The main environmental risk factor is ultraviolet (UV) radiation from the sun, there has been great interest in identifying other modifiable risk factors for skin cancer and new approaches for non-melanoma skin cancer (NMSC) prevention. A number of animal studies reported that caffeine intake or topical administration of caffeine on the skin inhibits UV-induced skin cancer and tumours.

This was a prospective cohort study of 61,321 subjects aged 45 to 74 years with a mean age of 74.3 years at diagnosis and the mean follow up of 18.3 years. There were 427 incident cases of BCC and 182 incident cases of SCC identified via linkage with the nationwide cancer registry. The authors found that coffee drinking was associated with reduced NMSC risk in a dose-dependent manner. The risk was significantly reduced in daily drinkers and with increasing number of cups/day. In the highest intake category of three or more cups per day, the hazard risk (HR) was 0.47 (95% confidence interval [CI], 0.29-0.75). Daily black tea drinkers also had a statistically significantly reduced NMSC risk (HR, 0.70; 95% CI, 0.52-0.94). Specifically, coffee drinking was associated with reduced risk of both BCC and SCC, whereas daily tea drinking reduced the risk of BCC only. Intake of green tea and intake of soda were not significantly associated with NMSC risk. The finding of a protective association of coffee and caffeine intake with BCC is consistent with all previous prospective studies in Australia, United States, and Europe.
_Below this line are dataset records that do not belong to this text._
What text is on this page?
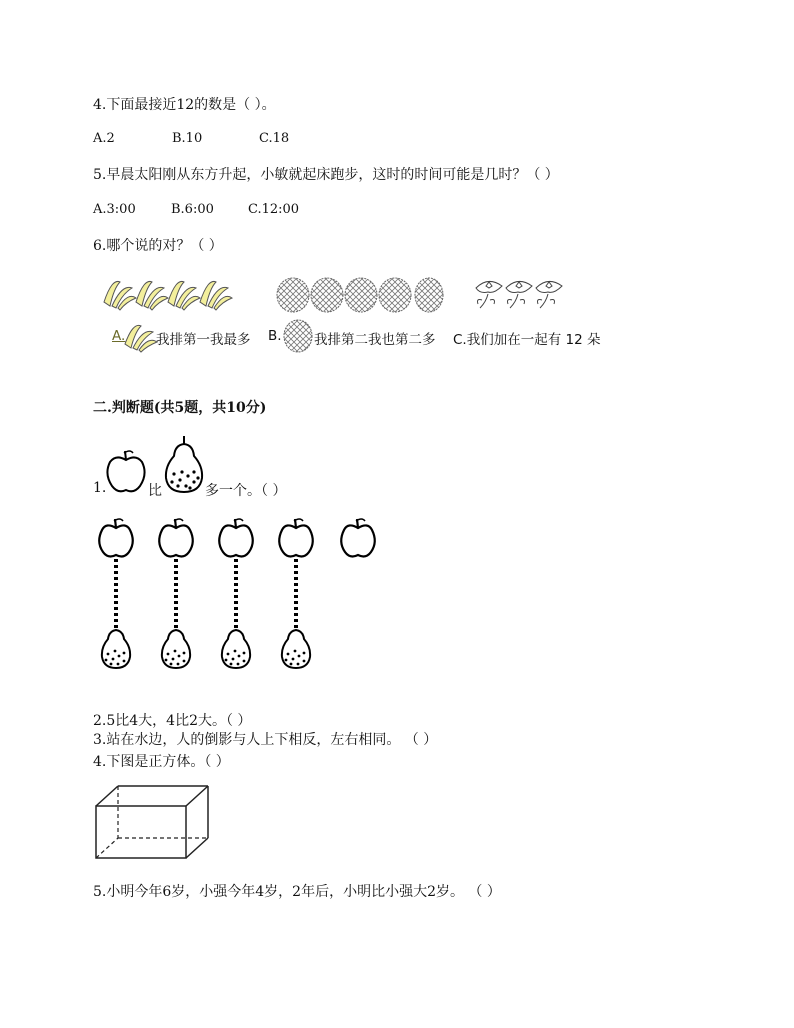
4.下面最接近12的数是（ ）。
A.2	B.10	C.18
5.早晨太阳刚从东方升起，小敏就起床跑步，这时的时间可能是几时？（ ）
A.3:00	B.6:00	C.12:00
6.哪个说的对？（ ）
A. 我排第一我最多 B. 我排第二我也第二多 C.我们加在一起有 12 朵
二.判断题(共5题，共10分)
1.	比	多一个。（ ）
2.5比4大，4比2大。（ ）
3.站在水边，人的倒影与人上下相反，左右相同。 （ ）
4.下图是正方体。（ ）
5.小明今年6岁，小强今年4岁，2年后，小明比小强大2岁。 （ ）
Moreover, this study showed an inverse association between coffee or caffeine and risk of SCC.

The strengths of this study include the population based, prospective cohort study design with long follow up period and a large number of incident NMSC cases. There were several limitations for this study as well. First, there may have been misclassification of intake of caffeine, coffee or tea with the questionnaire and the measurement was done only at baseline. Second, there was no information on decaffeinated coffee or tea. Moreover, there was no data on the following confounding risk factors: history of radiation, family history, chemical exposure, outdoor sun exposure, Fitzpatrick skin type, and whether sunscreen and/or protective outerwear were used. Finally, as the small number of black tea drinkers and as most them only drank one cup/day, the actual effect of black on risk of NMSC could not be fully evaluated.